Asfalt güzel hocam, zemin mahalle maçı yapmaya müsait. Bir sigara yaktım, herkes birbirine aynı soruyu soruyordu o sırada; "Ne olmuş?" Bizim otobüs tam orta şeritteydi. Sağ şeritle emniyet şeridinin arasında bekliyorduk ki ileriden parlak bir ışık vurdu gözümüze, kenara çekildik hemen.

Emniyet şeridinden araçlar geçiyor ama BMW, Mercedes ve Jeep şeklinde ayrıcalıklı arabalardı bunlar. Yani ayrıcalıklı insanlar, halk isyanlarda tabi. Krallar da pek sataşmadan yollarına gidecekler ya... Gittiler, ilerde emniyet şeridi de tıkandı. İki dakika geçmedi, ambulans geldi arkalarından.
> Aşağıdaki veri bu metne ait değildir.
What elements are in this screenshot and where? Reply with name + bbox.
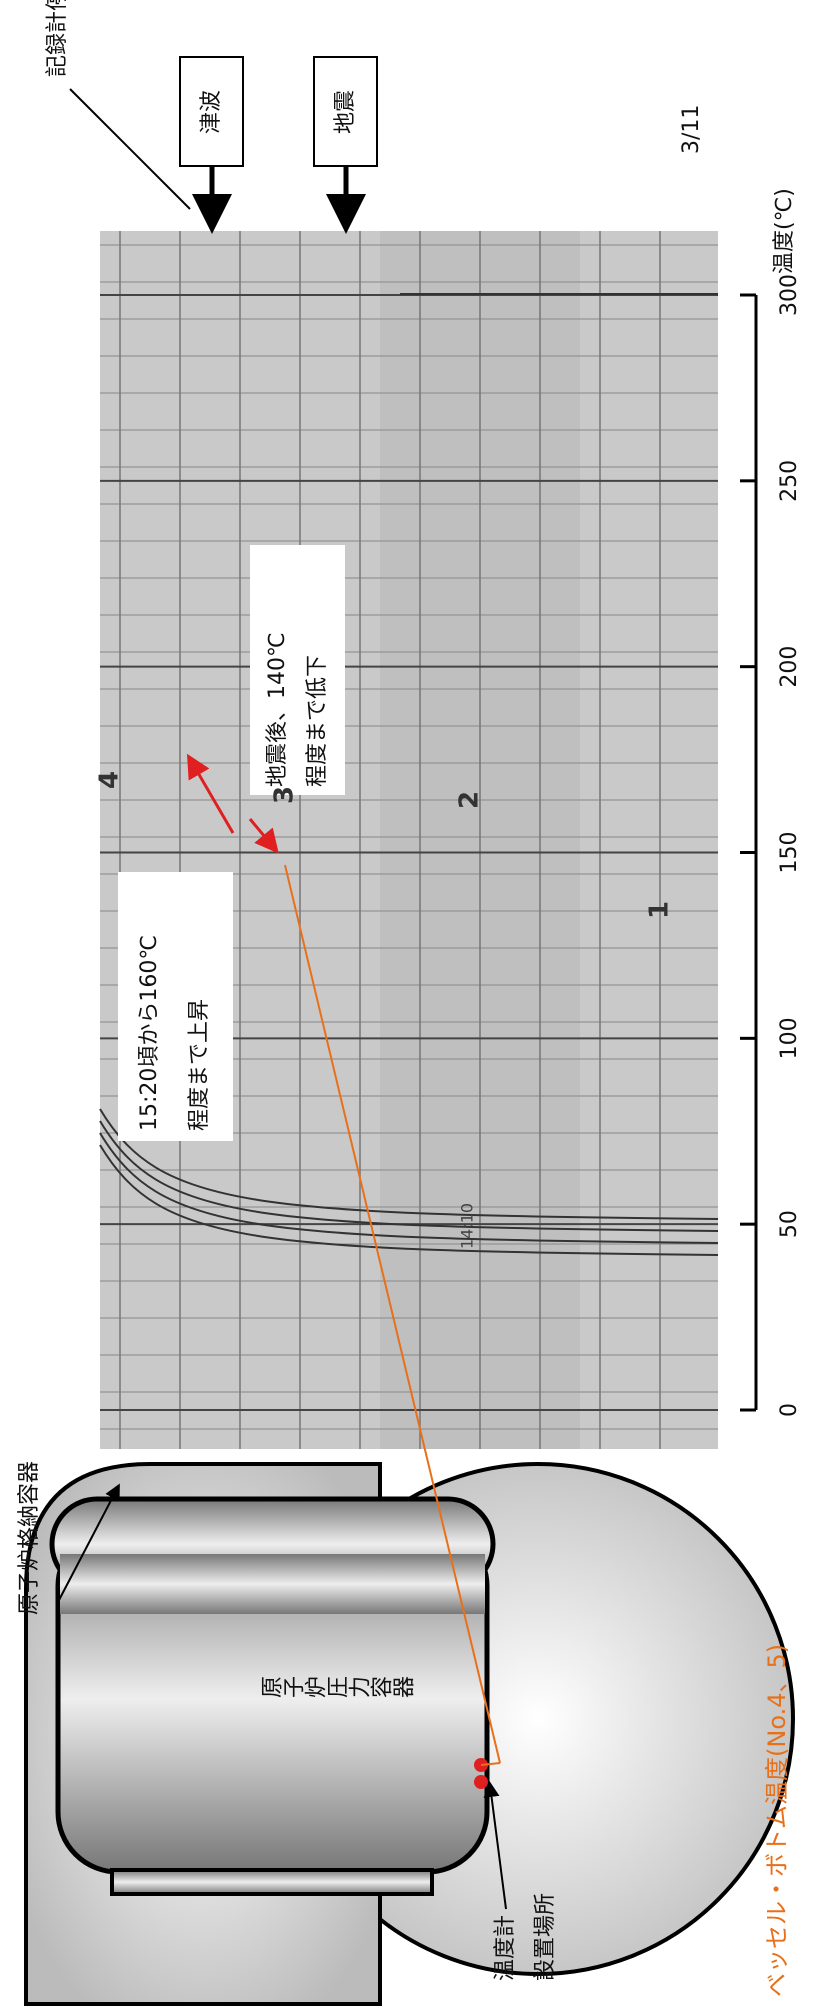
note-box (250, 545, 345, 795)
arrow (248, 818, 279, 854)
vessel-label: 原子炉圧力容器 (260, 1676, 414, 1702)
trace (99, 1132, 719, 1244)
trace (99, 1120, 719, 1232)
tsunami: 津波 (199, 90, 224, 134)
note: 程度まで上昇 (187, 999, 212, 1131)
recorder-stop: 記録計停止 (45, 0, 70, 77)
tick-label: 250 (777, 460, 802, 502)
axis-label: 温度(℃) (772, 188, 797, 274)
tick-label: 100 (777, 1017, 802, 1059)
date: 3/11 (679, 105, 704, 154)
chart-mark: 1 (645, 901, 675, 919)
chart-mark: 3 (270, 786, 300, 804)
arrow (186, 753, 235, 834)
note: 15:20頃から160℃ (137, 935, 162, 1131)
note: 地震後、140℃ (265, 632, 290, 787)
trace (99, 1144, 719, 1256)
sensor-location: 設置場所 (533, 1893, 558, 1981)
content: 原子炉圧力容器 温度計 設置場所 原子炉格納容器 ベッセル・ボトム温度(No.4… (17, 0, 802, 2006)
earthquake: 地震 (333, 90, 358, 134)
chart-photo (99, 231, 719, 1449)
chart-mark: 2 (455, 791, 485, 809)
trace (99, 1108, 719, 1220)
chart-time: 14:10 (458, 1203, 477, 1249)
tick-label: 300 (777, 274, 802, 316)
leader (284, 864, 501, 1764)
tick-label: 0 (777, 1403, 802, 1417)
leader (480, 1762, 501, 1766)
containment-label: 原子炉格納容器 (17, 1461, 42, 1615)
note: 程度まで低下 (305, 655, 330, 787)
tick-label: 200 (777, 646, 802, 688)
tick-label: 50 (777, 1210, 802, 1238)
sensor-name: ベッセル・ボトム温度(No.4、5) (763, 1644, 791, 1997)
containment-drawing (24, 1462, 795, 2006)
tick-label: 150 (777, 832, 802, 874)
leader (69, 88, 191, 210)
sensor-location: 温度計 (493, 1915, 518, 1981)
note-box (118, 872, 233, 1141)
chart-mark: 4 (95, 771, 125, 789)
Emniyet şeridi ilerlemiyor, ileride kaza var önde BMW, Mercedes ve Jeep arkada ambulans. Kamyoncular olaya el atınca çime çıkarıldı araçlar. Öyleydi böyleydi on dakikada anca yol açıldı ambulansa. O sırada yaralıya falan ne oldu bilmiyoruz. Öleceği yoksa da gitmiştir adam diye yorduk biz ama ne olduğunu da bilmiyoruz hâlâ. Gazetelere çıkmadı. Belki de BMW, Mercedes ve Jeep ağırlıklarını koyup engellemişlerdir olayı.

Traji-komik bir Türkiye manzarasına şahid olduk Samed'le... "Allah belanızı versin lan!" demiştik ki daha taze taze açılan yolda yaralıya giden ambulansın peşine çakıldı BMW, Mercedes ve Jeep. "Bin kat belanızı versin..." diyerek bedduamızı tamamladık. Otobüse binip çantamdan iki dakika fotoğraf makinemi almaya üşenmemiş olsam çok da güzel haber yapmış olacaktım bu kepazeleri plakalarıyla birlikte ama üşendim işte lanet olsun.

Eve kaçta gittik di mi? Bi de o vardı... 00.30 civarı terminaldeydik. Benim eve adımımı atmam 01.00'ı buldu. Samed'in de olsa olsa 15 dk. daha geç olmuştur. Yaklaşık 75 dk.'lık bir sekme söz konusu sonuç olarak. (Dudullu'da da bir 15 dk. tıkandık aslında. Sonuç olarak yine 1 saat, ambulans falan derken heba oldu. Kaybettiğimiz zaman dert değil de acaba adama ne oldu?)

P.S. To God: Şimdi bu bela onları bulmaz da döner de bana gelirse, külahları değişiriz hocam. Onu da açık açık söyleyeyim.